One question we love to ask, and I think for you it's probably more relevant than other companies, is, you know, when we're sitting here a year from now, what do you think the audience is kind of gonna appreciate, that they maybe don't appreciate now, right? What do you see on the horizon?
Yeah
that others probably aren't giving enough weight to?

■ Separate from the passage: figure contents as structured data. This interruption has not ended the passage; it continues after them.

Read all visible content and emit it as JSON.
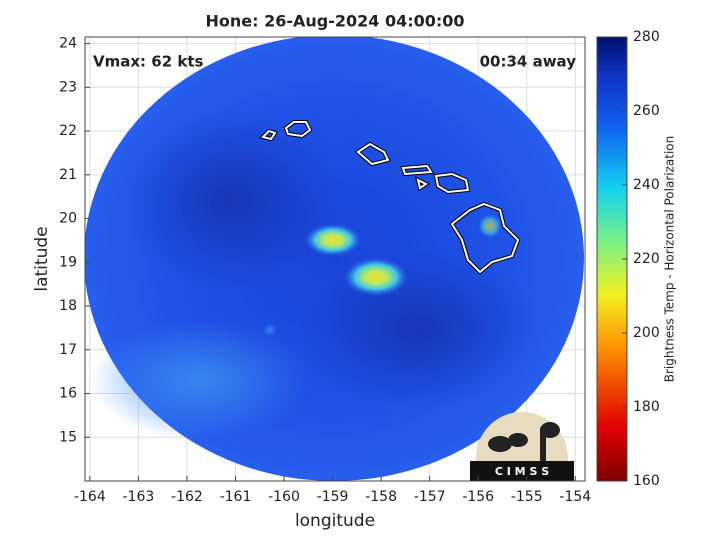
{
  "title": "Hone: 26-Aug-2024 04:00:00",
  "annotations": {
    "vmax": "Vmax: 62 kts",
    "eta": "00:34 away"
  },
  "map": {
    "xlabel": "longitude",
    "ylabel": "latitude",
    "xlim": [
      -164.1,
      -153.8
    ],
    "ylim": [
      14.0,
      24.15
    ],
    "xticks": [
      -164,
      -163,
      -162,
      -161,
      -160,
      -159,
      -158,
      -157,
      -156,
      -155,
      -154
    ],
    "yticks": [
      15,
      16,
      17,
      18,
      19,
      20,
      21,
      22,
      23,
      24
    ],
    "grid": true
  },
  "colorbar": {
    "label": "Brightness Temp - Horizontal Polarization",
    "lim": [
      160,
      280
    ],
    "ticks": [
      160,
      180,
      200,
      220,
      240,
      260,
      280
    ]
  },
  "logo": "C I M S S"
}
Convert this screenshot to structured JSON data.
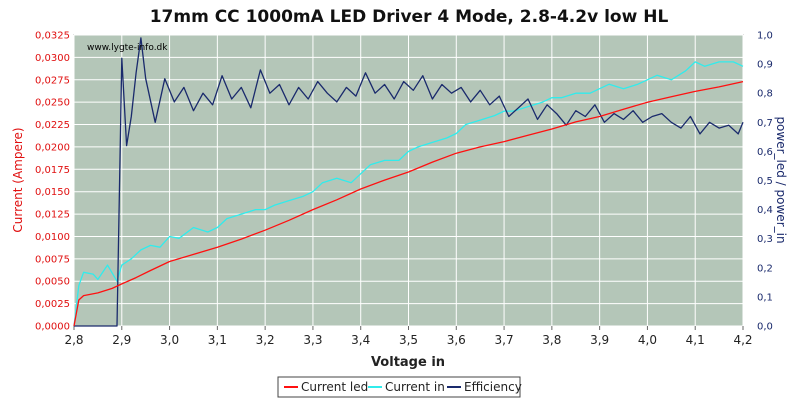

It's a point I hammer on a lot, and we touch on it briefly, but it's this concept that, like, signed power-.
Yeah
...like, or signed leases, does not translate to revenue.
Yeah.
Right? I think, again, that there is an oversimplification in the market of, well, this company has 500 MW of signed power. That must mean that they're gonna be able to easily translate that to 500 MW of GPU-associated revenue. It's just not the case, right? We really have not seen execution across the rest of the sector enough to confidently say that it's easy to deploy.
Yeah
GPUs. I think in my seat I can confidently say it's intensely difficult...
Yeah
...to build and deliver this infrastructure. You have to do it at scale, right? You do it at gigawatt scale. It's just unbelievable physical feats of engineering that are being accomplished, I think that CoreWeave is simply best in class at doing that.
That's what we're here to. Listen, Brannin, thank you very much. It's been a pleasure having you here, and I think everybody's enjoyed that. Thank you.